The ANC came to that point. And what it is doing now — renewal — is a measure of how it is able to rise to the occasion. It's paying attention to its principles and values. It's talking about the renewal of the organization and how we have to do things differently. We cannot say after 15, 20 years that we cannot resolve our issues. This is about our capacity to adapt to new conditions, to analysts what are the new challenges. That's what the ANC is doing right now. We are just past the stage where we might have turned into something else — and where we might have fallen. I think that, instead, we have jumped forward.

TIME: Is there a sense in which you've had to introduce this renewal and create a new government structure to monitor yourselves because, with such a huge electoral majority, the polls don't do it for you? Are you trying to create the democracy — the accountability and transparency — that the ANC's majority negates.
Zuma:
We're dealing with a party that is very strong and is loved by the people. The opposition might have many things to say but they are not very strong. They cannot challenge us successfully — we are too strong. And the problem is that such support and power can intoxicate the party and lead you into believing that you know it all. You take things for granted. So it's important to have a system that keeps you on your toes. This huge party must find a way to monitor itself vigorously. If there are non-performers, we'll take them out. Otherwise the party will end up unwieldy and in a mess.

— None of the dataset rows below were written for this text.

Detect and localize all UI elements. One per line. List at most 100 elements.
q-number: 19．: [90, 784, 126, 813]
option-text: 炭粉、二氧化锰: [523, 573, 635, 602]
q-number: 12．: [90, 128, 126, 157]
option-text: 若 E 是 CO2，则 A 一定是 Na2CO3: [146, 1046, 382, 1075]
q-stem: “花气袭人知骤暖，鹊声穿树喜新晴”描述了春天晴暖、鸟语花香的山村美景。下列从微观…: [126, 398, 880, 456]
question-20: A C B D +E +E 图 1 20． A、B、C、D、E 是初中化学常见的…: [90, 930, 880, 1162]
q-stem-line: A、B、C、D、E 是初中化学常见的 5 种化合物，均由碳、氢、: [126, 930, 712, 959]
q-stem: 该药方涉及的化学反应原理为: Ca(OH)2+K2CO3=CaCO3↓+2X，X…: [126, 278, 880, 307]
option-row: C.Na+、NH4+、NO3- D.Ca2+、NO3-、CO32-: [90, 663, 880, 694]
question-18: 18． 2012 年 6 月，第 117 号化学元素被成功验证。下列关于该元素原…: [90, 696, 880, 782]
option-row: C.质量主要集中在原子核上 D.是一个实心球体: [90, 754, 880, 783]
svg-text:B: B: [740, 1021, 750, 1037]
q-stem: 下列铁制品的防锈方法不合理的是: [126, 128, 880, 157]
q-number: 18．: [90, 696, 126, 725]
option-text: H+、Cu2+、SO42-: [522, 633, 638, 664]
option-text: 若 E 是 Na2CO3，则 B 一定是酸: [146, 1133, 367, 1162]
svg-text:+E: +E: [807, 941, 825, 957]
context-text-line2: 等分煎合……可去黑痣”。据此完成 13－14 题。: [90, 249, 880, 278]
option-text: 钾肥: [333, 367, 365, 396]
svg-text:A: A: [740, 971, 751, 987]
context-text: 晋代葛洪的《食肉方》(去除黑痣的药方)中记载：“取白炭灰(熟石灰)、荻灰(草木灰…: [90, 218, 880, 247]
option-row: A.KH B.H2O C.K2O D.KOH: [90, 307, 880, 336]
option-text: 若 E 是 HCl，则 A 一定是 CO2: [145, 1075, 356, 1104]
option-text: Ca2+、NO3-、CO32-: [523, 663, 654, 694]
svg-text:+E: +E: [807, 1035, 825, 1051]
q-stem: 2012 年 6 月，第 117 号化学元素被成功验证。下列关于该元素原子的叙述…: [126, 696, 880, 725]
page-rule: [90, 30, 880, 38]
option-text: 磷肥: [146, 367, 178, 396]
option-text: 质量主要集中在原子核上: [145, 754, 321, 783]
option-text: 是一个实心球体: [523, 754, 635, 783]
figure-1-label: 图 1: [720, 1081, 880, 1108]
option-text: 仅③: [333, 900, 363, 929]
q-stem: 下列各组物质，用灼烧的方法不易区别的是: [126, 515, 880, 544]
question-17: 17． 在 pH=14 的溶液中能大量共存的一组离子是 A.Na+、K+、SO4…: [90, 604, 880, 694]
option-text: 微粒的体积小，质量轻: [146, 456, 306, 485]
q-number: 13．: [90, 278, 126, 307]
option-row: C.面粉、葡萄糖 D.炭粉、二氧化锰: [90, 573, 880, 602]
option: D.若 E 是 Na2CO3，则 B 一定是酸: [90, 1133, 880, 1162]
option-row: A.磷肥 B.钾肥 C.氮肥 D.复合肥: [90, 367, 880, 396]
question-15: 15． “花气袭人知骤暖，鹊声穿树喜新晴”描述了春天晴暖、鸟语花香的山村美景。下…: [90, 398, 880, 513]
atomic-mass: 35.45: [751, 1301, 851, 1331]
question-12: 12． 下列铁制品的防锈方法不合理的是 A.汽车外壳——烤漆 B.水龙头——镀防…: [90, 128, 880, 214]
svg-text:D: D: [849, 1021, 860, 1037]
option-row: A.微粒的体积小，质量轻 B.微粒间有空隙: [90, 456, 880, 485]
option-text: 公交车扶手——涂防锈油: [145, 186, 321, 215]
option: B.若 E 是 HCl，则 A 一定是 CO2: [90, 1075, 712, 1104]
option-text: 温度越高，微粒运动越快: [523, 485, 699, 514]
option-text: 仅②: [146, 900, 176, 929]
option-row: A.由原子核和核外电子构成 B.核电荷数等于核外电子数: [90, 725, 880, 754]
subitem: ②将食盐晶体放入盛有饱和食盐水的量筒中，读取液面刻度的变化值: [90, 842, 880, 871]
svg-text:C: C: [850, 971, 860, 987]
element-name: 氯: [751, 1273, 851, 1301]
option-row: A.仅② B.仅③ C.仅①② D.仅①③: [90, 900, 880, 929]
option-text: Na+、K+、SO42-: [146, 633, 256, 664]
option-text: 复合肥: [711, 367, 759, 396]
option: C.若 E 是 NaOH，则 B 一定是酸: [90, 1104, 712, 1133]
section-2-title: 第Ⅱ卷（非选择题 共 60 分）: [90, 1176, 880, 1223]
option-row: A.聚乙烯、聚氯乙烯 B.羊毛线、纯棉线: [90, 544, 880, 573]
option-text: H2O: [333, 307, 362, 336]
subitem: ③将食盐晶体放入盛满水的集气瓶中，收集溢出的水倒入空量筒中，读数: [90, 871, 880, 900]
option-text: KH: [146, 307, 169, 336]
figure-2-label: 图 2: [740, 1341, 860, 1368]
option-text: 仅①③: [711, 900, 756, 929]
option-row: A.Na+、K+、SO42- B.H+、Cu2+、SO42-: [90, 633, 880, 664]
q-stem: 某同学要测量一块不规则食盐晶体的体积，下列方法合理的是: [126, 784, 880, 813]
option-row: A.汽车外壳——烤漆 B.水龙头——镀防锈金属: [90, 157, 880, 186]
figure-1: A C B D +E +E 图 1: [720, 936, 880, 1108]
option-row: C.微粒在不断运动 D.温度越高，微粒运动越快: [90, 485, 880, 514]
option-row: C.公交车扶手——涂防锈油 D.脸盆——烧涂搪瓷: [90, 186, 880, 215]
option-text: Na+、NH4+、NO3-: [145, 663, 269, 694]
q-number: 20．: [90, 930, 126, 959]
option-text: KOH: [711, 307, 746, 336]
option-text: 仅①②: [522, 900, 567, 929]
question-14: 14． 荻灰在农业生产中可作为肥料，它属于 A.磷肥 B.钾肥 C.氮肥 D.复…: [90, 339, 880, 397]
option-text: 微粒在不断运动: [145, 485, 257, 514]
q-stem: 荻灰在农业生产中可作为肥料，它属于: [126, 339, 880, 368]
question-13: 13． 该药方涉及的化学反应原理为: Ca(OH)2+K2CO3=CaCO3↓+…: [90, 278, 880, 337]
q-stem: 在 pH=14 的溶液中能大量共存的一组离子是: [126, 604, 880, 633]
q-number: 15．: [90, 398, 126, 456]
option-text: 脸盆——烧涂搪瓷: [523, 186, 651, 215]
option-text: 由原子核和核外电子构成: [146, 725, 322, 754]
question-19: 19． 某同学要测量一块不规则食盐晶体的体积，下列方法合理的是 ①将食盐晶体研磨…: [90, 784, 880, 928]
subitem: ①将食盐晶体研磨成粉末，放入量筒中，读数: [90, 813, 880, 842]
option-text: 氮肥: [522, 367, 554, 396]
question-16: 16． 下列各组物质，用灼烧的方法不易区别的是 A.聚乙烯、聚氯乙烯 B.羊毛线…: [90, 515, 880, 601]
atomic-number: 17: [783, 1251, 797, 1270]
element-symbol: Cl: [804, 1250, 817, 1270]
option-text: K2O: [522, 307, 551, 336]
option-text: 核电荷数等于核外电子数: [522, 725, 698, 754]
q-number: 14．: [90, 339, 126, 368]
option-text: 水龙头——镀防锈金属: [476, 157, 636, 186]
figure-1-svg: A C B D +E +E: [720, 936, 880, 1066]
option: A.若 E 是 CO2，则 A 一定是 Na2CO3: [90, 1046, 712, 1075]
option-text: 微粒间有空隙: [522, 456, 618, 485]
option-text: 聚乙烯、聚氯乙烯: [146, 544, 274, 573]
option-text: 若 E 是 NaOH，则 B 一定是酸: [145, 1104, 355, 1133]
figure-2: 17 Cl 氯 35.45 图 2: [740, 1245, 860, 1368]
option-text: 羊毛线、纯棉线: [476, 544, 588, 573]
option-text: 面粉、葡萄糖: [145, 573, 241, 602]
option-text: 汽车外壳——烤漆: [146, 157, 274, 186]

TIME: I notice another departure under your leadership. Traditionally, the ANC has taken on board the liberal attitudes of the left, including tolerance. But in Durban, you sounded very conservative on some social issues like the need for discipline in schools, alcohol and even sex and violence on television.
Zuma:
I don't think it's conservatism. What we're saying is: let's have a conversation. Take alcohol. Liquor is used to dehumanize us. If you go to the Western or Northern Cape where, in some places, they have the tot system [paying workers in high-alcohol run-off from wine processing] up to this day, you go to areas that by 11 o'clock on a Saturday, people are already drunk and dizzy in the road. It's not doing any good to the citizens of this country. I think we have to take measures. Many people are not employed or do not have anything to do, so they spend their time in the tavern. They are not active, they are not useful. And there's the connection to crime — on Friday and Saturday, crime is very high and that's directly linked to drink. Any leader who does not take that seriously is allowing his citizens to go down the drain.

Or take television. There is too much violence. There is too much sex. Television brings that into my house: how to kill, how to cut off people's heads. It becomes a kind of education. Do you want to educate our young people in violence and sex? It's influencing young people into how to become criminals — young people like to repeat what they see in films. It's creating young people prone to violence, rape and criminality. It's not conservatism. It's saying: how do we deal with these things? It's saying: let's not keep quiet about these matters.

TIME: How do you merge your African heritage, being a proud Zulu who values his traditions, with being the leader of Africa's most westernized nation?
Zuma:
It's not a problem at all. Things merge well in South Africa. Our constitution embraces equality of culture and language. They must be respected. We do not deny that we have different people in our country. We have a lot of diversity. But we also have unity in that diversity. That diversity is also our strength: our nation is a place of meeting of cultures and of ways of life. We want you as you are. We want a Muslim to feel his religion is recognized and a Christian to feel the same. That is how we became a country that is unique in the world, one that inculcates tolerance of others. My belief is that we are doing what many other countries have failed to do. For me, I am a Zulu. I also have in me experience in rural and in urban areas. But I should not be trying to be an American or more British. I must be a Zulu.